Supply the symbol or FBgn ID for one gene of interest, and choose to query either the developmental or tissue RNA-Seq profiles. The tool will retrieve the locations of all exons for the gene specified, and report the average RNA-Seq signal (per base) for each region. Values are normalized for read depth across a given set, and reported as log2 values. Alternatively, input one or more genomic regions using standard GBrowse coordinate nomenclature (e.g., 3L: 20000..21000) and the tool will return the average RNA-Seq signal for each submitted genomic span; for multiple regions, enter one region per line in the input box.

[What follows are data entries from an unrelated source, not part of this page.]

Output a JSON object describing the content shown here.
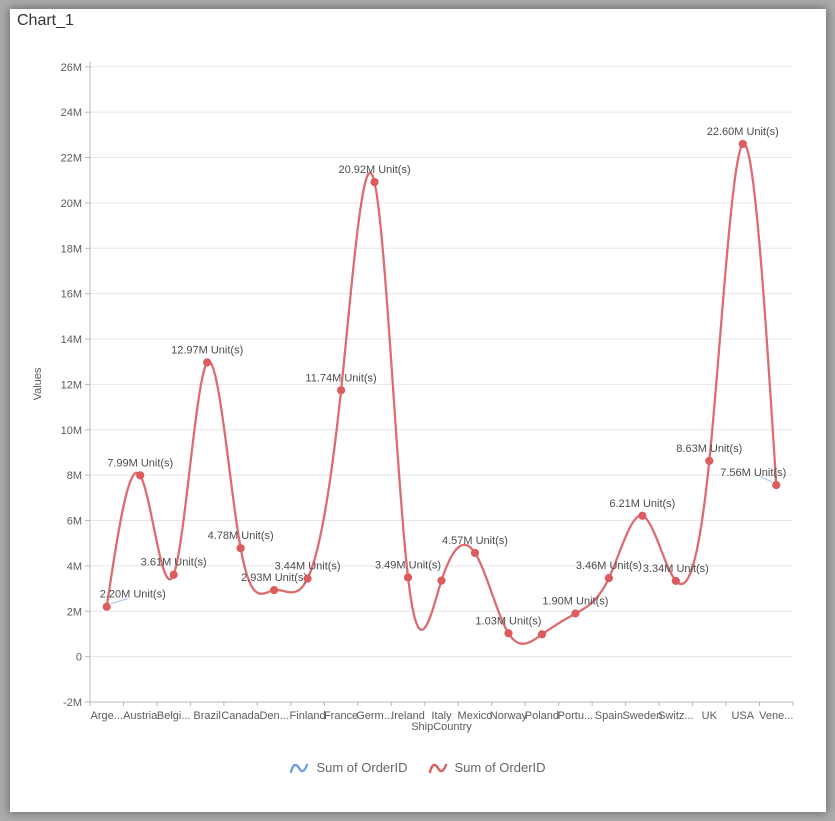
{
  "header": {
    "title": "Chart_1"
  },
  "colors": {
    "page_background": "#acacac",
    "card_background": "#ffffff",
    "series_blue": "#6f9ee8",
    "series_red_line": "#e16a6c",
    "series_red_marker": "#dc5b5d",
    "gridline": "#e7e7e7",
    "axis_line": "#b8b8b8",
    "tick_text": "#5b5b5b",
    "data_label_text": "#4c4c4c",
    "leader_line": "#a9c6f0",
    "legend_text": "#666666"
  },
  "legend": {
    "position": "bottom",
    "items": [
      {
        "label": "Sum of OrderID",
        "color": "#6f9ee8",
        "icon": "wave-icon"
      },
      {
        "label": "Sum of OrderID",
        "color": "#dc5b5d",
        "icon": "wave-icon"
      }
    ]
  },
  "chart_data": {
    "type": "line",
    "subtype": "natural-spline-with-markers",
    "title": "Chart_1",
    "xlabel": "ShipCountry",
    "ylabel": "Values",
    "grid": "horizontal",
    "legend_position": "bottom",
    "ylim_millions": [
      -2,
      26
    ],
    "y_tick_step_millions": 2,
    "y_ticks": [
      "-2M",
      "0",
      "2M",
      "4M",
      "6M",
      "8M",
      "10M",
      "12M",
      "14M",
      "16M",
      "18M",
      "20M",
      "22M",
      "24M",
      "26M"
    ],
    "categories": [
      "Arge...",
      "Austria",
      "Belgi...",
      "Brazil",
      "Canada",
      "Den...",
      "Finland",
      "France",
      "Germ...",
      "Ireland",
      "Italy",
      "Mexico",
      "Norway",
      "Poland",
      "Portu...",
      "Spain",
      "Sweden",
      "Switz...",
      "UK",
      "USA",
      "Vene..."
    ],
    "series": [
      {
        "name": "Sum of OrderID",
        "color": "#6f9ee8",
        "values_millions": [
          2.2,
          7.99,
          3.61,
          12.97,
          4.78,
          2.93,
          3.44,
          11.74,
          20.92,
          3.49,
          3.35,
          4.57,
          1.03,
          0.98,
          1.9,
          3.46,
          6.21,
          3.34,
          8.63,
          22.6,
          7.56
        ]
      },
      {
        "name": "Sum of OrderID",
        "color": "#dc5b5d",
        "line_color": "#e16a6c",
        "values_millions": [
          2.2,
          7.99,
          3.61,
          12.97,
          4.78,
          2.93,
          3.44,
          11.74,
          20.92,
          3.49,
          3.35,
          4.57,
          1.03,
          0.98,
          1.9,
          3.46,
          6.21,
          3.34,
          8.63,
          22.6,
          7.56
        ],
        "point_labels": [
          "2.20M Unit(s)",
          "7.99M Unit(s)",
          "3.61M Unit(s)",
          "12.97M Unit(s)",
          "4.78M Unit(s)",
          "2.93M Unit(s)",
          "3.44M Unit(s)",
          "11.74M Unit(s)",
          "20.92M Unit(s)",
          "3.49M Unit(s)",
          null,
          "4.57M Unit(s)",
          "1.03M Unit(s)",
          null,
          "1.90M Unit(s)",
          "3.46M Unit(s)",
          "6.21M Unit(s)",
          "3.34M Unit(s)",
          "8.63M Unit(s)",
          "22.60M Unit(s)",
          "7.56M Unit(s)"
        ]
      }
    ]
  }
}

For fast visual inspection of the potentially large expression tables, the background of table cells is colored in the same way as in the heatmap coloring schema of expression histograms in FlyBase gene reports. These tables can be copied and downloaded and used for further analysis.

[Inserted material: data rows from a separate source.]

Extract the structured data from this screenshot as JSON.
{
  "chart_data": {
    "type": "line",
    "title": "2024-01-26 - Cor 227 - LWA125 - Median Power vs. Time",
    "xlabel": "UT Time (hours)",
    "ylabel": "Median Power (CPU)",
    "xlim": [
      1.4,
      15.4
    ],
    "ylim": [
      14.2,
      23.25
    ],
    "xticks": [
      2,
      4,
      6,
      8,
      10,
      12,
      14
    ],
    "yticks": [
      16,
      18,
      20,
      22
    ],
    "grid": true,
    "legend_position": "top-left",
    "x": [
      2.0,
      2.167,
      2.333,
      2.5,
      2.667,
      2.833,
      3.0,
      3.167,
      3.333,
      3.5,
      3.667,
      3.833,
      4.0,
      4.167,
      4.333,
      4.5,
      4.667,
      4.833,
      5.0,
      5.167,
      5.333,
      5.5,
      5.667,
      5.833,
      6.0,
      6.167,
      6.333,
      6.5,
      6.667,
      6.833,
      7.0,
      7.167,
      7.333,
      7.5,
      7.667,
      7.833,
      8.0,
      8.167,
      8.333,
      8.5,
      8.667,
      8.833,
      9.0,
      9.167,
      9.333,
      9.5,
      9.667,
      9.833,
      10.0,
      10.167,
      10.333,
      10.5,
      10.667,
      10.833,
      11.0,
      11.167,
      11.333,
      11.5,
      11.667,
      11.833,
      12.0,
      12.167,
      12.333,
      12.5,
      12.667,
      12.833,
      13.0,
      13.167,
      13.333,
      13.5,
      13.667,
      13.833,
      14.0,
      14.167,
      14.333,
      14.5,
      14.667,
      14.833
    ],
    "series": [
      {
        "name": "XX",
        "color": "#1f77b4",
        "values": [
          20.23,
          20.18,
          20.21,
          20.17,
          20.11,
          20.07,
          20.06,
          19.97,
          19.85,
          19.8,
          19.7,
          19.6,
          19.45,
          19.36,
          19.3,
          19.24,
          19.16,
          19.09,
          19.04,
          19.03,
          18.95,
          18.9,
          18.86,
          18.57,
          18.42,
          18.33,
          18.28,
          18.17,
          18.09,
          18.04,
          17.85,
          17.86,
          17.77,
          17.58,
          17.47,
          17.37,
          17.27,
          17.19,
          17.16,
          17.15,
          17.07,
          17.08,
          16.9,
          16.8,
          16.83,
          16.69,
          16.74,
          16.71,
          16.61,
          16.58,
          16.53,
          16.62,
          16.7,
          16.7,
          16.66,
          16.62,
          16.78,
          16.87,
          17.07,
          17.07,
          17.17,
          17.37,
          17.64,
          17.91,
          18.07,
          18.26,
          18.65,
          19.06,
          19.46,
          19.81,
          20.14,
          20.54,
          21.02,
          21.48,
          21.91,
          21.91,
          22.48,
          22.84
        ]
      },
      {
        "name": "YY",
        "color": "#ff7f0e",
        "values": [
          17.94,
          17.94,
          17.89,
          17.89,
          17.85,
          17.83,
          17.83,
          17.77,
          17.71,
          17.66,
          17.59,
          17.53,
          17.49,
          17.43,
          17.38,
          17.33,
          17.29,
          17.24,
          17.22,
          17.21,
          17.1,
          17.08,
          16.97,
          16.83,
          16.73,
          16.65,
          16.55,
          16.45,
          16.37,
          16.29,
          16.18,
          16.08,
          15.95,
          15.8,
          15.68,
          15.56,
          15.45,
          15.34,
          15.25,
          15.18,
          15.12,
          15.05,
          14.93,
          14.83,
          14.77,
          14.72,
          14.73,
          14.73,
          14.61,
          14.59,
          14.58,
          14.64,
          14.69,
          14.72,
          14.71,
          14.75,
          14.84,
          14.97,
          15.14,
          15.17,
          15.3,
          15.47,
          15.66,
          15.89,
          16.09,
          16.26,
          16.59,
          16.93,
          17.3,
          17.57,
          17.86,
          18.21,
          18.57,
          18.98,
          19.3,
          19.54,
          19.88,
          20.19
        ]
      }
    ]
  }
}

Note that the signal reported for a given region may arise from the expression of multiple transcripts from one or more genes; the tool simply reports the total signal for that region and does not attempt to assign the expression in that region to any specific transcript.

Other Tools

GoogleTM FlyBase

We have a Google search box (found in box the Tools and Help menus) that can be used to search the entire FlyBase site in a Google-style manner. Google FlyBase is best used to search documentation, but not necessarily to search data about a gene, as it does not restrict its search to specific data fields, and results depend upon Google indexing which cannot be controlled by FlyBase (i.e. you may not find results specific to the newest release).

Interactions Browser

The Interactions Browser, accessible under the 'Tools' menu or at the top of the Interaction section of allele reports, provides a graphical way of exploring the genetic interaction data (enhancer data only, suppressor data only, or both). The browser works in two modes: You can either search for the interactions of an allele, or the interactions of a gene. The latter will show the interactions of all alleles of the gene. Each node of an interaction diagram is a hyperlink, which enables you to navigate and browse the complex web of known genetic interactions. Placing your cursor over the center of a node activates a pop-up window that in the case of a network of gene interactions contains a summary of the function of that particular gene, while in the case of interactions between alleles shows the context in which the interactions of that allele have been reported. For more information, go to the Interactions Browser help documentation.

ImageBrowse

ImageBrowse allows the user to browse through image reports by organ system, life-cycle, tagma, or germ layer, as well as to browse images of different Drosophilids. This section also gives access to posters of common visible markers in D. melanogaster, as well as miscellaneous images and quick-time films. Controlled vocabulary terms are used to annotate and label the images. To search images, and to link relevant gene, allele, transcript and protein records to stages of development, a region of the body or to a specific body part, go to Vocabularies.

Find a Person

FlyBase compiles Drosophila Researcher information to aid networking and communication in the community. To add yourself to the database, use the Add a new Person tool, found in the Tools menu.

Find a Person allows you to select which field of the personal data you want to search. For example, to search for all the registered Drosophila Researchers in a particular city, you can select the city field and search for the city of interest.

Simple combinatorial searches are also possible, for example you can search for 'Smith' in 'Texas', if you so desire.

The search can also be to Principal Investigators (PIs) by ticking the 'Search for PIs only' box.

Update an Address

To update an existing address, the name of the person concerned should be typed into the text box. If the name is ambiguous, e.g. Smith, then a list of full names containing the name is provided.

From here, clicking on the name to change allows the details to be altered. A confirmation e-mail will be sent to the given e-mail address to confirm the changes.